The great rate of growth of the fetus compared with that of the child is largely due to the fact that cells are still multiplying. The proportion of cells undergoing mitosis (the ordinary process of cell multiplication by splitting) in any tissue becomes progressively less as the fetus gets older, and it is generally thought that few if any new nerve cells (apart from the cells in the supporting tissue, or neuroglia) and only a limited proportion of new muscle cells appear after six postmenstrual months, the time when the velocity in linear dimensions is dropping sharply.
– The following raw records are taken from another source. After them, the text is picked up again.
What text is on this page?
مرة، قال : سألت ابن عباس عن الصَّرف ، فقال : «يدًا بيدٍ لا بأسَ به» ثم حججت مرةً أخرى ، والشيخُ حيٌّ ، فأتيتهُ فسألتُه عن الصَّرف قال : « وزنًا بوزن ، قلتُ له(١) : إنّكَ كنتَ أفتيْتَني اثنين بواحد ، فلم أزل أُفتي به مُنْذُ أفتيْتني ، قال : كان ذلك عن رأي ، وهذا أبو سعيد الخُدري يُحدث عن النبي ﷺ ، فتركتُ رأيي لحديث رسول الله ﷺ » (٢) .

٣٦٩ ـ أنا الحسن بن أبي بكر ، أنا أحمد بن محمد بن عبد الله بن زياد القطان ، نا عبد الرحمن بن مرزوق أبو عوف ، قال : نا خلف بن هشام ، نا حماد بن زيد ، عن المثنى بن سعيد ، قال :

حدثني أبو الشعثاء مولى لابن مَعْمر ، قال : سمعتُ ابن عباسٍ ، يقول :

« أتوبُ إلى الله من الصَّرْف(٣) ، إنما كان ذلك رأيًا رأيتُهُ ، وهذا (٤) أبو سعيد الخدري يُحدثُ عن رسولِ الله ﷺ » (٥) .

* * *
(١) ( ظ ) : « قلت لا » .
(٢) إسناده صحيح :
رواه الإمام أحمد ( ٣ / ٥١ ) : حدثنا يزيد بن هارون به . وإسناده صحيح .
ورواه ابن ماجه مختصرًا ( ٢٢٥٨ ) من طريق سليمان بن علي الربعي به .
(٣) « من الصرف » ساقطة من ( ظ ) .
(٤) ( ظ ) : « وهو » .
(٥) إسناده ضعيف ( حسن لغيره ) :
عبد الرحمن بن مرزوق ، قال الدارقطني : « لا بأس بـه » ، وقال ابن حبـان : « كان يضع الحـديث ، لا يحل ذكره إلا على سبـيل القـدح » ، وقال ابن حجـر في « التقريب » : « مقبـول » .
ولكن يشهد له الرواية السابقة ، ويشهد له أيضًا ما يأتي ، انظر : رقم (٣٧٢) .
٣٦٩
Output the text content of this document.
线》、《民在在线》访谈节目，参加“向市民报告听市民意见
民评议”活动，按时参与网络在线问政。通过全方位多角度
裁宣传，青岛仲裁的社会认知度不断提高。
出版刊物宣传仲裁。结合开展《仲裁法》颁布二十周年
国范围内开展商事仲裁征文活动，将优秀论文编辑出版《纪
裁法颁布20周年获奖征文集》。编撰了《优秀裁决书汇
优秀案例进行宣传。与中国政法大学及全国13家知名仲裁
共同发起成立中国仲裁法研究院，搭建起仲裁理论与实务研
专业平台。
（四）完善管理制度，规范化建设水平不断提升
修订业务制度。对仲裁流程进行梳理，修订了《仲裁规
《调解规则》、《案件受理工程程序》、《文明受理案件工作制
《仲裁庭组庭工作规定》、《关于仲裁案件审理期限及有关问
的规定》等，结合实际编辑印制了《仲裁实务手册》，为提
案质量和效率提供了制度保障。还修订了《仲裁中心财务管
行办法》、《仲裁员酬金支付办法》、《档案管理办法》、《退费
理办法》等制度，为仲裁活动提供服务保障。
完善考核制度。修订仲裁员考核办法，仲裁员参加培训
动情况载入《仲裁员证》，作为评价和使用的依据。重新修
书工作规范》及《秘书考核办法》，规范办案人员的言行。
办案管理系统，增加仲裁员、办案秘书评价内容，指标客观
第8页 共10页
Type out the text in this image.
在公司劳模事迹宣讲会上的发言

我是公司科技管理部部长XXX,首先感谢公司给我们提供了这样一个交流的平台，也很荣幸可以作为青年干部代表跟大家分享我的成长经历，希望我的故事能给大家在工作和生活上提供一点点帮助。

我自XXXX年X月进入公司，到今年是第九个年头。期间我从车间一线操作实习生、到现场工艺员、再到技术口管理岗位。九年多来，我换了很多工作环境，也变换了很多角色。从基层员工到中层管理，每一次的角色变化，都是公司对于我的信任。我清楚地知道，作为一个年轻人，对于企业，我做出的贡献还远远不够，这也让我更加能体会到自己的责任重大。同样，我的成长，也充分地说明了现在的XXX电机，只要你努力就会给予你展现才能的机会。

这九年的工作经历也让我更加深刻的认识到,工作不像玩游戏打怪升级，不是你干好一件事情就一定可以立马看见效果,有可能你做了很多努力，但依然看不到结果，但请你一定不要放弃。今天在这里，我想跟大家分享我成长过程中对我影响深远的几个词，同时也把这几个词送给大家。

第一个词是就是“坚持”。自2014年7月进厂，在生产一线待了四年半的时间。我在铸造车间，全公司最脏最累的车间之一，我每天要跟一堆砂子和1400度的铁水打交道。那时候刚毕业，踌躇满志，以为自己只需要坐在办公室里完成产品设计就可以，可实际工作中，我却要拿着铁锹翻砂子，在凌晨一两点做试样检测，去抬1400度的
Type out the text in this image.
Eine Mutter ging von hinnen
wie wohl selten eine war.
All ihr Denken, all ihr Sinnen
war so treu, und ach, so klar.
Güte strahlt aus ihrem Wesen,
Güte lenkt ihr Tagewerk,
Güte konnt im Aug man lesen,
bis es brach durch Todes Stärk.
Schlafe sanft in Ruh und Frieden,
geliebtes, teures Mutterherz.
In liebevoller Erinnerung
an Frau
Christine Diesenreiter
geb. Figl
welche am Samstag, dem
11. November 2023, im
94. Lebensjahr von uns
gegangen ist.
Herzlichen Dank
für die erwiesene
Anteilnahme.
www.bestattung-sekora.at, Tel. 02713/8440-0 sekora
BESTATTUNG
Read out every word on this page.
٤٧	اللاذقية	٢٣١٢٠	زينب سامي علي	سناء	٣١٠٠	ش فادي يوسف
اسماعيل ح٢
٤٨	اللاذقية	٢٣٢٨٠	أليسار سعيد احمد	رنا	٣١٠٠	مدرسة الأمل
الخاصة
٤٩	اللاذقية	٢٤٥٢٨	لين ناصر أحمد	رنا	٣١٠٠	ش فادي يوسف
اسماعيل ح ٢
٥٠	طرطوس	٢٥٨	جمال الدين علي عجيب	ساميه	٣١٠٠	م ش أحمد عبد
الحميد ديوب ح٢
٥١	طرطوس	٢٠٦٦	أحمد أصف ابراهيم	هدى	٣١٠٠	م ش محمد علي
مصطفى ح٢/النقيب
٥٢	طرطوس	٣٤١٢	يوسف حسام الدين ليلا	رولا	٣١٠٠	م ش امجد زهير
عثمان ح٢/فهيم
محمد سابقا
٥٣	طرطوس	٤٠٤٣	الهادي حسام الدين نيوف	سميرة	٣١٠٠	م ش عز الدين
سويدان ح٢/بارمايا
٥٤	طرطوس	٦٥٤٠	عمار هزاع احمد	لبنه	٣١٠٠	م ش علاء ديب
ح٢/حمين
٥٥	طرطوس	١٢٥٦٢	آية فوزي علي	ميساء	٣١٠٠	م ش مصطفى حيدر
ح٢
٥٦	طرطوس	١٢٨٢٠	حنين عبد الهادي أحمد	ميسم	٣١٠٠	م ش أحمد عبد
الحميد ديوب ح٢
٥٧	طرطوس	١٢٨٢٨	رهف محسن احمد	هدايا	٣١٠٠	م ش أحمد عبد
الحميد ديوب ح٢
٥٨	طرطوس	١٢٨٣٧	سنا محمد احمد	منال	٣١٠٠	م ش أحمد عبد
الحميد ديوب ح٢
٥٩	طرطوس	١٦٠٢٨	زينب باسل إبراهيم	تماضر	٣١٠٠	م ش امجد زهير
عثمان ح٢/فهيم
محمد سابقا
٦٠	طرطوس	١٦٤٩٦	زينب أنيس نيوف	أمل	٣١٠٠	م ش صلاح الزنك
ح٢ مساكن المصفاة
The muscle and nerve cells of the fetus are considerably different in appearance from those of the child or adult. Both have little cytoplasm (cell substance) around the nucleus. In the muscle there is a great amount of intercellular substance and a much higher proportion of water than in mature muscle. The later fetal and the postnatal growth of the muscle consists chiefly of building up the cytoplasm of the muscle cells; salts are incorporated and the contractile proteins formed. The cells become bigger, the intercellular substance largely disappears, and the concentration of water decreases. This process continues quite actively up to about three years of age and slowly thereafter; at adolescence it briefly speeds up again, particularly in boys, under the influence of androgenic (male sex) hormones. In the nerve cells cytoplasm is added and elaborated, and extensions grow that carry impulses from and to the cells—the axons and dendrites, respectively. Thus postnatal growth, for at least some tissues, is chiefly a period of development and enlargement of existing cells, while early fetal life is a period of division and addition of new cells.